- Born: July 1999 (age 27)
- Education: University College London Lincoln College, University of Oxford
- Website: www.kellyfrostwriter.com

= Kelly Frost =

British writer

Kelly Frost (born 1999) is a British writer. She is the author of two novels. Her debut The Kings Head (2025) was named a Sunday Times historical fiction book of the year.

== Early life and education ==
Frost grew up in Salisbury and was educated at South Wilts Grammar School. She has an undergraduate degree in English from University College London and a Masters degree in American Literature from the University of Oxford. While at Oxford, she published her writing in Cherwell and was Fiction and Poetry Editor at The Oxonian Review.

== Career ==
At 21, she wrote The Kings Head during the Covid pandemic. Atlantic Books won the rights to her "swaggering debut of conflict and camaraderie" in June 2023, with the publishing director for Atlantic Fiction describing it as "one of the most energetic and forceful debuts we've encountered for an age".
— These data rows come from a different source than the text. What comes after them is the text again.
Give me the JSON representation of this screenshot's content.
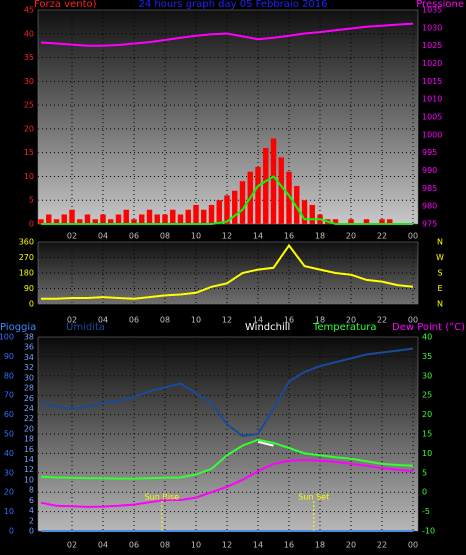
{
  "chart_data": [
    {
      "type": "line",
      "title": "24 hours graph day  05 Febbraio 2016",
      "ylabel": "Forza vento)",
      "y2label": "Pressione",
      "title_color": "#2020ff",
      "ylabel_color": "#ff2020",
      "y2label_color": "#ff00ff",
      "xlim": [
        0,
        24
      ],
      "xticks": [
        {
          "value": 2,
          "label": "02"
        },
        {
          "value": 4,
          "label": "04"
        },
        {
          "value": 6,
          "label": "06"
        },
        {
          "value": 8,
          "label": "08"
        },
        10,
        12,
        14,
        16,
        18,
        20,
        22,
        {
          "value": 24,
          "label": "00"
        }
      ],
      "ylim": [
        0,
        45
      ],
      "yticks": [
        0,
        5,
        10,
        15,
        20,
        25,
        30,
        35,
        40,
        45
      ],
      "ytick_color": "#ff2020",
      "y2lim": [
        975,
        1035
      ],
      "y2ticks": [
        975,
        980,
        985,
        990,
        995,
        1000,
        1005,
        1010,
        1015,
        1020,
        1025,
        1030,
        1035
      ],
      "y2tick_color": "#ff00ff",
      "grid": true,
      "x": [
        0,
        1,
        2,
        3,
        4,
        5,
        6,
        7,
        8,
        9,
        10,
        11,
        12,
        13,
        14,
        15,
        16,
        17,
        18,
        19,
        20,
        21,
        22,
        23,
        24
      ],
      "series": [
        {
          "type": "bar",
          "color": "#ff0000",
          "x": [
            0,
            0.5,
            1,
            1.5,
            2,
            2.5,
            3,
            3.5,
            4,
            4.5,
            5,
            5.5,
            6,
            6.5,
            7,
            7.5,
            8,
            8.5,
            9,
            9.5,
            10,
            10.5,
            11,
            11.5,
            12,
            12.5,
            13,
            13.5,
            14,
            14.5,
            15,
            15.5,
            16,
            16.5,
            17,
            17.5,
            18,
            18.5,
            19,
            19.5,
            20,
            20.5,
            21,
            21.5,
            22,
            22.5,
            23,
            23.5,
            24
          ],
          "values": [
            1,
            2,
            1,
            2,
            3,
            1,
            2,
            1,
            2,
            1,
            2,
            3,
            1,
            2,
            3,
            2,
            2,
            3,
            2,
            3,
            4,
            3,
            4,
            5,
            6,
            7,
            9,
            11,
            12,
            16,
            18,
            14,
            11,
            8,
            5,
            4,
            2,
            1,
            1,
            0,
            1,
            0,
            1,
            0,
            1,
            1,
            0,
            0,
            0
          ]
        },
        {
          "color": "#00ff00",
          "values": [
            0,
            0,
            0,
            0,
            0,
            0,
            0,
            0,
            0,
            0,
            0,
            0,
            0.5,
            3,
            8,
            10,
            6,
            1,
            1,
            0,
            0,
            0,
            0,
            0,
            0
          ]
        },
        {
          "color": "#ff00ff",
          "axis": "y2",
          "values": [
            1025.9,
            1025.6,
            1025.3,
            1025.0,
            1025.0,
            1025.2,
            1025.6,
            1026.0,
            1026.6,
            1027.2,
            1027.8,
            1028.2,
            1028.4,
            1027.6,
            1026.8,
            1027.2,
            1027.8,
            1028.4,
            1028.8,
            1029.3,
            1029.8,
            1030.3,
            1030.6,
            1030.9,
            1031.2
          ]
        }
      ]
    },
    {
      "type": "line",
      "xlim": [
        0,
        24
      ],
      "xticks": [
        {
          "value": 2,
          "label": "02"
        },
        {
          "value": 4,
          "label": "04"
        },
        {
          "value": 6,
          "label": "06"
        },
        {
          "value": 8,
          "label": "08"
        },
        10,
        12,
        14,
        16,
        18,
        20,
        22,
        {
          "value": 24,
          "label": "00"
        }
      ],
      "ylim": [
        0,
        360
      ],
      "yticks": [
        0,
        90,
        180,
        270,
        360
      ],
      "ytick_color": "#ffff00",
      "y2lim": [
        0,
        360
      ],
      "y2ticks": [
        {
          "value": 0,
          "label": "N"
        },
        {
          "value": 90,
          "label": "E"
        },
        {
          "value": 180,
          "label": "S"
        },
        {
          "value": 270,
          "label": "W"
        },
        {
          "value": 360,
          "label": "N"
        }
      ],
      "y2tick_color": "#ffff00",
      "grid": true,
      "x": [
        0,
        1,
        2,
        3,
        4,
        5,
        6,
        7,
        8,
        9,
        10,
        11,
        12,
        13,
        14,
        15,
        16,
        17,
        18,
        19,
        20,
        21,
        22,
        23,
        24
      ],
      "series": [
        {
          "color": "#ffff00",
          "values": [
            30,
            30,
            35,
            35,
            40,
            35,
            30,
            40,
            50,
            55,
            65,
            100,
            120,
            180,
            200,
            210,
            340,
            220,
            200,
            180,
            170,
            140,
            130,
            110,
            100
          ]
        }
      ]
    },
    {
      "type": "line",
      "xlim": [
        0,
        24
      ],
      "xticks": [
        {
          "value": 2,
          "label": "02"
        },
        {
          "value": 4,
          "label": "04"
        },
        {
          "value": 6,
          "label": "06"
        },
        {
          "value": 8,
          "label": "08"
        },
        10,
        12,
        14,
        16,
        18,
        20,
        22,
        {
          "value": 24,
          "label": "00"
        }
      ],
      "ylim": [
        0,
        100
      ],
      "yticks": [
        0,
        10,
        20,
        30,
        40,
        50,
        60,
        70,
        80,
        90,
        100
      ],
      "ytick_color": "#3070ff",
      "y3lim": [
        0,
        38
      ],
      "y3ticks": [
        0,
        2,
        4,
        6,
        8,
        10,
        12,
        14,
        16,
        18,
        20,
        22,
        24,
        26,
        28,
        30,
        32,
        34,
        36,
        38
      ],
      "y3tick_color": "#70a0ff",
      "y2lim": [
        -10,
        40
      ],
      "y2ticks": [
        -10,
        -5,
        0,
        5,
        10,
        15,
        20,
        25,
        30,
        35,
        40
      ],
      "y2tick_color": "#33ff33",
      "grid": true,
      "x": [
        0,
        1,
        2,
        3,
        4,
        5,
        6,
        7,
        8,
        9,
        10,
        11,
        12,
        13,
        14,
        15,
        16,
        17,
        18,
        19,
        20,
        21,
        22,
        23,
        24
      ],
      "series": [
        {
          "name": "Pioggia",
          "color": "#3b8cff",
          "values": [
            0,
            0,
            0,
            0,
            0,
            0,
            0,
            0,
            0,
            0,
            0,
            0,
            0,
            0,
            0,
            0,
            0,
            0,
            0,
            0,
            0,
            0,
            0,
            0,
            0
          ]
        },
        {
          "name": "Umidita",
          "color": "#1a4a9a",
          "values": [
            66,
            64,
            63,
            64,
            66,
            67,
            69,
            72,
            74,
            76,
            71,
            66,
            55,
            49,
            50,
            63,
            77,
            82,
            85,
            87,
            89,
            91,
            92,
            93,
            94
          ]
        },
        {
          "name": "Windchill",
          "color": "#ffffff",
          "axis": "y2",
          "values": [
            null,
            null,
            null,
            null,
            null,
            null,
            null,
            null,
            null,
            null,
            null,
            null,
            null,
            null,
            13,
            12,
            null,
            null,
            null,
            null,
            null,
            null,
            null,
            null,
            null
          ]
        },
        {
          "name": "Temperatura",
          "color": "#33ff33",
          "axis": "y2",
          "values": [
            4,
            3.8,
            3.7,
            3.6,
            3.6,
            3.5,
            3.5,
            3.6,
            3.7,
            3.8,
            4.6,
            6,
            9.5,
            12,
            13.5,
            12.7,
            11.4,
            10,
            9.5,
            9,
            8.6,
            8,
            7.3,
            7,
            6.8
          ]
        },
        {
          "name": "Dew Point (°C)",
          "color": "#ff00ff",
          "axis": "y2",
          "values": [
            -2.7,
            -3.5,
            -3.6,
            -3.8,
            -3.7,
            -3.5,
            -3.2,
            -2.6,
            -2,
            -2,
            -1.4,
            0,
            1.4,
            3.2,
            5.4,
            7.3,
            8.1,
            8.3,
            8.1,
            7.8,
            7.3,
            6.8,
            6.2,
            5.8,
            5.4
          ]
        }
      ],
      "annotations": [
        {
          "text": "Sun Rise",
          "x": 7.8,
          "color": "#ffff00"
        },
        {
          "text": "Sun Set",
          "x": 17.6,
          "color": "#ffff00"
        }
      ]
    }
  ]
}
The Kings Head was published in February 2025 to widespread acclaim. It was named The Sunday Times historical fiction pick of the month and made their 2025 'best of' historical fiction list. Times critic Nick Rennison said the novel was "not only a compelling story but also an understated celebration of female friendship and a lament for how it changes over time". The Observer also reviewed the novel, praising Frost's "addictive" descriptions and how she "expertly toys with gender and explores young people’s place in the world". Stylist magazine included The Kings Head in its best new books of 2025 list, and international bestseller Joseph O'Connor chose The Kings Head as one of the best books for summer 2025 in The Irish Times, calling her a "writer to watch".

Her second novel The Racing Line was published in June 2026, also with Atlantic Books. Spanning 1945 to the late 1960s, it tells the story of Winifred 'Freddy' Vaux who pursues a career in the male-dominated world of motorsport. Frost has talked about how she was inspired to write the novel by the stories of female racing pioneers Maria Theresa de Filippis, Rosemary Smith and Lella Lombardi. The Sunday Times once again reviewed Frost's novel, choosing it as pick of the month for June.

== Personal life ==
Frost is a trained journalist and was a reporter in Jersey for two years. She now lives in London.

== Works ==

- The Kings Head (Atlantic Books, 2025) ISBN 9781805462408.
- The Racing Line (Atlantic Books, 2026) ISBN 9781805465836.